A great example surfaced when Tracy and Anne-Michel, linked high school students in Chicago, Dublin, Ireland and Ukraine in a fascinating discussion that brought the violence of the war home to a disparate group of high schoolers.

Indeed, just minutes before the students prepared to gather on Google Meet, an air raid siren blared in Lubny, where the Ukranian students had assembled, warning of incoming missiles. Yulia, Nikul, a teacher in Ukraine, sent a WhatsApp message saying her class had to head for a shelter to wait out the attack.

“In Chicago,” Boyle and Crowley wrote in National Geographic magazine, a major sponsor of the Walk, “we waited it out, too, unable to help and worried sick about our new friends. About an hour later Yulia messaged that everything was clear, they were headed back to their classroom, and they still wanted to meet with us.

“The next 40-ish minutes were beautiful. From 5,000 miles apart, students took turns exchanging their HomeStories. Some were heartbreaking, some were comforting, all were inspirational illustrations of resiliency.

“We are thinking of you all in Ukraine,” wrote Aileen, the teacher in in Dublin. “We have a few (Ukrainian) students that joined our school in Ireland in recent weeks. We hope this awful war ends soon.”

Yulia, the English teacher in Lubny, joined in, writing about her city’s thousand-year history and her homeland’s beautiful seas and mountains. “My home is Ukraine,” she added. “I am in realizing how much damage and misery it suffered these days. At the same time, I truly believe that we are approaching victory with every single day.”

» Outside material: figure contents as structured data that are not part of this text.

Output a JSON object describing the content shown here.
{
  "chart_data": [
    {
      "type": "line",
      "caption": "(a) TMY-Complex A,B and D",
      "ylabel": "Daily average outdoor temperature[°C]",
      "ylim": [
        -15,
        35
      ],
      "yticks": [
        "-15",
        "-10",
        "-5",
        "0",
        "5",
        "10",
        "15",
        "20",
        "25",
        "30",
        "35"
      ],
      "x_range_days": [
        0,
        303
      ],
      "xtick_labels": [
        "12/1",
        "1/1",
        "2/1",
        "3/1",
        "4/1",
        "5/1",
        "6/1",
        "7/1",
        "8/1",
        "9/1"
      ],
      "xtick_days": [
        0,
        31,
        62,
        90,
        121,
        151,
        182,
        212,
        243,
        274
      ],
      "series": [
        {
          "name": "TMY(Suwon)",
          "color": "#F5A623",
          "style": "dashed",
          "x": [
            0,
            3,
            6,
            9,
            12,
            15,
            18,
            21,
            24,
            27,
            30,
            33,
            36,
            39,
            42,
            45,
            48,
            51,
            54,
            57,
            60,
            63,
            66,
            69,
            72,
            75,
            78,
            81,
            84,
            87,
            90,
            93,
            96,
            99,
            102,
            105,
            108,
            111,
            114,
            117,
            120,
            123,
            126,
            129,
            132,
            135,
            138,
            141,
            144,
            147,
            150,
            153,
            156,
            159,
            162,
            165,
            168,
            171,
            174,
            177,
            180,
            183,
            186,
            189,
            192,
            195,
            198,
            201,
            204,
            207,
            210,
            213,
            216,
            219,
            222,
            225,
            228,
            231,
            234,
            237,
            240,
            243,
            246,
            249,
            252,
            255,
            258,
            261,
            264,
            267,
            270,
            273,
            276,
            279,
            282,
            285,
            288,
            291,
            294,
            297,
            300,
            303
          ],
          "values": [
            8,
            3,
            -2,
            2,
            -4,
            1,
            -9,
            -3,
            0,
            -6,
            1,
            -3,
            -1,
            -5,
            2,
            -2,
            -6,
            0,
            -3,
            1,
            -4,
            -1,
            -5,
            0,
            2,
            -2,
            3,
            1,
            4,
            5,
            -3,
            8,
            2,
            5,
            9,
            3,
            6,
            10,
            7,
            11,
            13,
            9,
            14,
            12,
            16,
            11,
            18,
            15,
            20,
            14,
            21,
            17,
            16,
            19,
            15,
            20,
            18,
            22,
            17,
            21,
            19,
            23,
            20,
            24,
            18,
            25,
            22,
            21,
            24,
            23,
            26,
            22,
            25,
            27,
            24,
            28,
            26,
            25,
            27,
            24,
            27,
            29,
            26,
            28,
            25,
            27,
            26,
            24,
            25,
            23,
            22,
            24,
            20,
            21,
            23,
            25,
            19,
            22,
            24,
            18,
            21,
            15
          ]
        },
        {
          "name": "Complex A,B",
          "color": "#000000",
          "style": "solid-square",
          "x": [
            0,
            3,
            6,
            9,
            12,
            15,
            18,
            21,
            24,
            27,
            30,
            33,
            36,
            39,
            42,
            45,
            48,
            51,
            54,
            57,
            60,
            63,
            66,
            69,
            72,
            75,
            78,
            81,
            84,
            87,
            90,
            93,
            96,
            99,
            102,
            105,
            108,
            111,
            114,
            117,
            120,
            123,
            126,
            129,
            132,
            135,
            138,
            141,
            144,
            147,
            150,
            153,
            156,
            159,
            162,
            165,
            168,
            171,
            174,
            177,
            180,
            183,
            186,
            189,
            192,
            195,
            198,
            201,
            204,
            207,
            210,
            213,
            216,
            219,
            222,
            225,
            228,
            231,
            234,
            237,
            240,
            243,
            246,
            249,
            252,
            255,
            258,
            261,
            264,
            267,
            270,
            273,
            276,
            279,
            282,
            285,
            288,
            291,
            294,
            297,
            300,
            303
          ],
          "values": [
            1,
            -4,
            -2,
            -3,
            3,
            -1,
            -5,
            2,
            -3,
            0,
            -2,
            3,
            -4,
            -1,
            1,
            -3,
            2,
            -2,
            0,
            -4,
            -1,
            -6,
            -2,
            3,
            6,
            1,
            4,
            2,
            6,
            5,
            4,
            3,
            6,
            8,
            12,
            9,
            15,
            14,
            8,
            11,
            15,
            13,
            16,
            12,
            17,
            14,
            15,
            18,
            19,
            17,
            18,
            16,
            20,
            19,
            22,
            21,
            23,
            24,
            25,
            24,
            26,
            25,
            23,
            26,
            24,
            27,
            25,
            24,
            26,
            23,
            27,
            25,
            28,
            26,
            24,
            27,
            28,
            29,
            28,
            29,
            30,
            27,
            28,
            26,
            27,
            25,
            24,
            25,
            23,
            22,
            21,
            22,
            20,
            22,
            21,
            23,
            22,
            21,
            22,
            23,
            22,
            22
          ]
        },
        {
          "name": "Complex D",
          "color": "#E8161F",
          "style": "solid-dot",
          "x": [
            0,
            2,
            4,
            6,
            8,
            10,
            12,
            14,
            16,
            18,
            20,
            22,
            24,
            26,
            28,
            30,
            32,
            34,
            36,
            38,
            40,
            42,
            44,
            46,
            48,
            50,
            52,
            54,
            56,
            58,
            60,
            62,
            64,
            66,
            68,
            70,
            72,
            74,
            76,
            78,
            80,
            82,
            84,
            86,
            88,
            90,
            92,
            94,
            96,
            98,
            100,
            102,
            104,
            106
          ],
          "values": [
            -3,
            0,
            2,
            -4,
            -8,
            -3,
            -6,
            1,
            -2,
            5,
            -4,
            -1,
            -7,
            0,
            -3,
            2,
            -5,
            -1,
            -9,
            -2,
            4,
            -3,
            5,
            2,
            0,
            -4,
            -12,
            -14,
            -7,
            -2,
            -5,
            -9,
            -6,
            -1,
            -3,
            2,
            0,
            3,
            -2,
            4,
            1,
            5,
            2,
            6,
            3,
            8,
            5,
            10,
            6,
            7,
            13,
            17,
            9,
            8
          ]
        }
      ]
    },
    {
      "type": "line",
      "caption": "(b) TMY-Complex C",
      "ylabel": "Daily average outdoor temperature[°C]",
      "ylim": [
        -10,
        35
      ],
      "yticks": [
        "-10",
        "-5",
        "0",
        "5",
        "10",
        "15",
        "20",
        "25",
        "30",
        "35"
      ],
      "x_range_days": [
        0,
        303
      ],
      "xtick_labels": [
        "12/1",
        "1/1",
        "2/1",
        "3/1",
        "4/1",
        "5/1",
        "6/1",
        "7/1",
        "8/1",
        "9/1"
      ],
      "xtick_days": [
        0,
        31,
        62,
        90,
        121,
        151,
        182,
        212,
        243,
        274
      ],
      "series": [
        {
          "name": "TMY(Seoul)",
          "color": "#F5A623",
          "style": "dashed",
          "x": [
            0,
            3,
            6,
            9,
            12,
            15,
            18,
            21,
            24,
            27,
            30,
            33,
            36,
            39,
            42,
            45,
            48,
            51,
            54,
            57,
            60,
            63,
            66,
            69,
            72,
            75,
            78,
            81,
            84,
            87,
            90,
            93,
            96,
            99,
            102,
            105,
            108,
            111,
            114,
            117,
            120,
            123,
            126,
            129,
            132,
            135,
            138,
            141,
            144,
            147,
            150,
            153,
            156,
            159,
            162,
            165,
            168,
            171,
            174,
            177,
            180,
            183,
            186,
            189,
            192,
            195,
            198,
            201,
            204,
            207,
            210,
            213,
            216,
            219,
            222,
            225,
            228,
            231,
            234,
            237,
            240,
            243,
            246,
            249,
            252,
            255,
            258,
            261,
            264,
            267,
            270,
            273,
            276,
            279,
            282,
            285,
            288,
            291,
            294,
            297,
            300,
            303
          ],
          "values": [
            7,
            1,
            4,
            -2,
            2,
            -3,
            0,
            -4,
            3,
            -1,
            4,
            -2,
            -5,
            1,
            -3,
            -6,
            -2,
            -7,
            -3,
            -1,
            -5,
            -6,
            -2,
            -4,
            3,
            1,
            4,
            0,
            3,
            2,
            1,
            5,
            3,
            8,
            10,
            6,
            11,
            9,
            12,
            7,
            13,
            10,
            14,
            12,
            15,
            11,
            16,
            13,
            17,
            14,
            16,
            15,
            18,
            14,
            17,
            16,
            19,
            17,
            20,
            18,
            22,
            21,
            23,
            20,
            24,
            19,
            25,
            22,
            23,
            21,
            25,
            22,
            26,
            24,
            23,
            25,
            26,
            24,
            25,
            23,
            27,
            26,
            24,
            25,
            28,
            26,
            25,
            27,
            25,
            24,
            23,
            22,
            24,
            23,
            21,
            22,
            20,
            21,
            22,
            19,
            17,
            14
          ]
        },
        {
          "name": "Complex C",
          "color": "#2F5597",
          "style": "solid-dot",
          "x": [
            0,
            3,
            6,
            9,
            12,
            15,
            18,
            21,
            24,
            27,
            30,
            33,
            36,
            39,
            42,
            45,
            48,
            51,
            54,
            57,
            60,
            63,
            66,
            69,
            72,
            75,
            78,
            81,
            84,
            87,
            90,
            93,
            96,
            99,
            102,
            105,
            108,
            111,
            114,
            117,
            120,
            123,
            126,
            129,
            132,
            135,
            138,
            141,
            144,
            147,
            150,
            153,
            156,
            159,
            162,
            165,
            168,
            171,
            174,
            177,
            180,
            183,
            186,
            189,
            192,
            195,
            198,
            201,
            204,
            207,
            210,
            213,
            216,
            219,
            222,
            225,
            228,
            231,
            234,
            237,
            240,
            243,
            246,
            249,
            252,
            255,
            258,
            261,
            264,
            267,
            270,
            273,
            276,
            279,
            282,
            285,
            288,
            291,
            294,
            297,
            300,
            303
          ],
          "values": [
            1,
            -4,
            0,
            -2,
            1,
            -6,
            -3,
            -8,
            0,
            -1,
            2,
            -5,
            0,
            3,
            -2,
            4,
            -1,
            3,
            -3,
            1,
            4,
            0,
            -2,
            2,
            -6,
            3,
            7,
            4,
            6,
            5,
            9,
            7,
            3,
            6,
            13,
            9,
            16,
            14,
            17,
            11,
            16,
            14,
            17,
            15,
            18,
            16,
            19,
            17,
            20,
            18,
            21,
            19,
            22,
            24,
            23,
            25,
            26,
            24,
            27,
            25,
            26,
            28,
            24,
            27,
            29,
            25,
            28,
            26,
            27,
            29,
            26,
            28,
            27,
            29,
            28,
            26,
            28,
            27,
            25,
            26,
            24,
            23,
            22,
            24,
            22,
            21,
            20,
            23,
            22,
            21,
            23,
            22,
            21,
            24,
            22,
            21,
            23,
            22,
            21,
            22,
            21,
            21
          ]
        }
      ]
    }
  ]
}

Anne-Michele wrote back, “I can’t imagine how difficult it must be to deal with so much uncertainty and sadness every day. Your resiliency, strength, ability to focus on the positive are beyond inspiring. Україна в моєму серціБережіть себе! (Ukraine is in my heart. Take care.)”

“We wrapped up the video conference in hearty song,” Boyle and Crowley wrote. “Yulia played the guitar, and we all sang “Добрий ранок, Україно (Good Morning Ukraine)” to each other, loudly and deeply felt. Translated into English, the song concludes: “Good morning, Ukraine! You’re everything to me in my life. Wake up, Ukraine! It’s time to get up, it’s time to find!

HomeStories shows that innovation can occur in journalism by mixing the old with the new. Reaching out to people and getting them to share their stories is as old as reporting itself. But putting it on an interactive map where everyone can share those experiences makes HomeStories a fresh and different idea. And that’s exciting news.